What is the Core Conflict in Your Story?

In every story, there’s really only one core conflict that drives the story from beginning to end. Identify that core conflict and you can create a rich, complex, compelling story using that one core conflict as your story’s foundation.

This core conflict has both a physical and an emotional component. The physical component is a concrete, visible goal that the hero wants to achieve. The emotional component is a vague, abstract idea that can only be achieved when the hero achieves the physical goal, or at least tries to achieve that physical goal.

For example, great action thrillers are more than just physical battles but emotional battles as well.

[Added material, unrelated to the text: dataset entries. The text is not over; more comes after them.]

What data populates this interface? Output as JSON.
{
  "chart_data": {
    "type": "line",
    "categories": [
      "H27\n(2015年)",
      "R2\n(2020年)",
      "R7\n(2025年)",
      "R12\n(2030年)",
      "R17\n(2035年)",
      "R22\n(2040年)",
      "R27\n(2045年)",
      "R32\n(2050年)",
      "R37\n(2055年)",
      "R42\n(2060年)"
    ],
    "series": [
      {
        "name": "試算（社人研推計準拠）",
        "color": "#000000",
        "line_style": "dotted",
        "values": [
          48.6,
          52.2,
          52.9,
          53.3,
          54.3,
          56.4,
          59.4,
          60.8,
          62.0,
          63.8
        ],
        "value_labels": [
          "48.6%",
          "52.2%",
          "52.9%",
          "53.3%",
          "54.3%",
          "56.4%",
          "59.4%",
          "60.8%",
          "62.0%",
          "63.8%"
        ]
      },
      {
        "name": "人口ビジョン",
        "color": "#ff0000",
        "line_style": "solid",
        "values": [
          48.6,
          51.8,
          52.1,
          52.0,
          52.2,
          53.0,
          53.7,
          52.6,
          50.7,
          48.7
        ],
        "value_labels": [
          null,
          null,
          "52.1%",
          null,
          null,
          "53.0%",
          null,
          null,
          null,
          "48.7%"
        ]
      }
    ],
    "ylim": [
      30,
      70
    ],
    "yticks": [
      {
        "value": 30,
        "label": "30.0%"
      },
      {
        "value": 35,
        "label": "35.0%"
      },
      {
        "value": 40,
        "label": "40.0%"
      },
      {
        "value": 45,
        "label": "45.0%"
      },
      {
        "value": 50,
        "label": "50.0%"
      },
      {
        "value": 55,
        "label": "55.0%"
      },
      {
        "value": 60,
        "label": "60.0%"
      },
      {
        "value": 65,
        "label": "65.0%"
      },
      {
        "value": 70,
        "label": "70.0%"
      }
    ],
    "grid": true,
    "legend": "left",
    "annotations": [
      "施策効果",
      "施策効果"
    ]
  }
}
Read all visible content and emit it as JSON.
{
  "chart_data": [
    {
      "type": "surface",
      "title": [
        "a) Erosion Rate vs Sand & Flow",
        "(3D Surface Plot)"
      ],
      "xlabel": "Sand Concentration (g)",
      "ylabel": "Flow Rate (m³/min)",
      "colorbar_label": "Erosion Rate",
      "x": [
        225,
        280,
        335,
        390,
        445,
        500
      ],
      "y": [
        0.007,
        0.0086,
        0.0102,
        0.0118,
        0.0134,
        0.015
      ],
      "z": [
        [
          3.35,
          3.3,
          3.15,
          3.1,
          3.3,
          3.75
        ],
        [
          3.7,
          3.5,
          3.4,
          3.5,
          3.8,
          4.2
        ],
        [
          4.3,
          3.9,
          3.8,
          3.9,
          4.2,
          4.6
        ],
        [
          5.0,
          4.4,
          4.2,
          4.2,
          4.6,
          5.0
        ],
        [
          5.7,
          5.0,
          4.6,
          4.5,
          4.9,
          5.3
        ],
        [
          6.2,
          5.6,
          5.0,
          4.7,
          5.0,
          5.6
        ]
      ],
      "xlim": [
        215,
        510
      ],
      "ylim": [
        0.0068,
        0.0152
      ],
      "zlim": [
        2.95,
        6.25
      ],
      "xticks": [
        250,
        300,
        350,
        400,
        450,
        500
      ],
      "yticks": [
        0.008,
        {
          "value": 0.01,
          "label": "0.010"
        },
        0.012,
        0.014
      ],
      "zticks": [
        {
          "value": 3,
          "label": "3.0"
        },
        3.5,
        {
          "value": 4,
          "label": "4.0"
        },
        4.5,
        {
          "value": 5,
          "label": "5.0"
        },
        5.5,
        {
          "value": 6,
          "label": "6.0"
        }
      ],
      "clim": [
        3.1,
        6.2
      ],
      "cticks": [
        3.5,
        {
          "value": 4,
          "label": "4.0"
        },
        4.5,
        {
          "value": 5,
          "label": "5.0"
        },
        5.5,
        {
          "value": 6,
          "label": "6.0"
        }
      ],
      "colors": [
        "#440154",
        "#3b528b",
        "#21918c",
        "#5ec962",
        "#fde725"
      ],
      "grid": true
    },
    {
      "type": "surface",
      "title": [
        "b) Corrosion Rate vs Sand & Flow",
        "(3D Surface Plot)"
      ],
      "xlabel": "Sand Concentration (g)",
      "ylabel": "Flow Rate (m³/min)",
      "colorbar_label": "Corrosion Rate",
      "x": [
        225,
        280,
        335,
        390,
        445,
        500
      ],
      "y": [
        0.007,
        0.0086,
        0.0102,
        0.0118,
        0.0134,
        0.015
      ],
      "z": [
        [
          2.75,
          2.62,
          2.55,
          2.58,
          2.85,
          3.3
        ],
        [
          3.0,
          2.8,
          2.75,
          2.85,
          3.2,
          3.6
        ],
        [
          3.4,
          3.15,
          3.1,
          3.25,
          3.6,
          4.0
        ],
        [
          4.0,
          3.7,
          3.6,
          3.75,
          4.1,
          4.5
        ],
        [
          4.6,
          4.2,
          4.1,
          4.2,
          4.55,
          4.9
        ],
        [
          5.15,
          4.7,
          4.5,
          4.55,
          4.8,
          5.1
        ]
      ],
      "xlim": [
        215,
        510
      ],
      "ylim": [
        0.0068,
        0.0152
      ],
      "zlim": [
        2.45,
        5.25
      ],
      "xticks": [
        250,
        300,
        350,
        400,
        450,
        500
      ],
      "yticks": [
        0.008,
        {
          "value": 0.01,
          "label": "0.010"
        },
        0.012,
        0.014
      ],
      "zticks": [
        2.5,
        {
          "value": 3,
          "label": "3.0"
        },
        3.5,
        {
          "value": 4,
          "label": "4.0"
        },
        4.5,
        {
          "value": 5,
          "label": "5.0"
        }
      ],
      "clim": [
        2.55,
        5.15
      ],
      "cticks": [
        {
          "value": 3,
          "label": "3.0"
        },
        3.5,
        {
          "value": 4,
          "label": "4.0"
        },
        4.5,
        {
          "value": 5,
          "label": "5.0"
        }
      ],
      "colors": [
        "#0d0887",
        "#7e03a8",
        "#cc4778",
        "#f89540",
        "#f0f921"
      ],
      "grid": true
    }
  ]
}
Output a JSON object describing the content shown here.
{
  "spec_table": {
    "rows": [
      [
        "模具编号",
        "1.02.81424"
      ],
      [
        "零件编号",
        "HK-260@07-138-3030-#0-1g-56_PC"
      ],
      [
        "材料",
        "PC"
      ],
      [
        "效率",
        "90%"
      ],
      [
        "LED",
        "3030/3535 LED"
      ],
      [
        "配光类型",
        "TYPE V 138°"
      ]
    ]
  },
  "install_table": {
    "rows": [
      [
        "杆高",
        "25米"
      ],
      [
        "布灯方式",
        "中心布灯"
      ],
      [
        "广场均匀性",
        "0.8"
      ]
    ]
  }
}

In “Terminator 2” the core conflict is the hero (the good Terminator) struggling to determine whether it’s right or wrong to kill. That’s it.

Once you notice this core conflict, you can recognize how every scene in “Terminator 2” forces the hero to constantly choose between killing or not killing. The good Terminator learns early the importance of not killing, and that decision gets justified near the end when the hero blasts away at all the police officers surrounding the SkyNet building, and then gets rewarded to see that there were no casualties.

When Sarah Connors rushes out to kill the inventor of SkyNet, the hero and John Connor rush to stop her. Here gain the decision is about killing the SkyNet inventor or not. In the end, Sarah Connor chooses not to kill him.

Now take “Terminator 3” and what is the core conflict? Nothing, which is why it’s such an inferior movie compared to “Terminator 2.”

In “Jaws,” the physical component of the core conflict is hunting and killing a shark. That’s all the bad “Jaws” sequels have to offer, which is what makes them so ludicrous and awful. However in the original “Jaws,” the hero (the sheriff) is trying to redeem himself for letting a shark kill a little boy. Now the only way he can redeem himself is to kill the shark.

Just by adding an emotional component to a story makes the core conflict far more meaningful. Strip away this emotional component and you get bad sequels like “Jaws 4.” Add an emotional component and you get the original, classic “Jaws.”

Conflict is more than just action. It’s the emotion behind the action. Why is the action important? Because of an emotional component.

Why does the hero want to kill the shark in “Jaws”? Because he wants to redeem himself for letting the shark kill a little boy.

Why does the hero want to kill the liquid metal Terminator in “Terminator 2”? Because he finally learned the value of human life and wants to save all the people in the world from dying needlessly if SkyNet were to get activated.

Why does the hero in your story want to achieve a physical goal? Answer that with an emotional component and you can build a great story from there.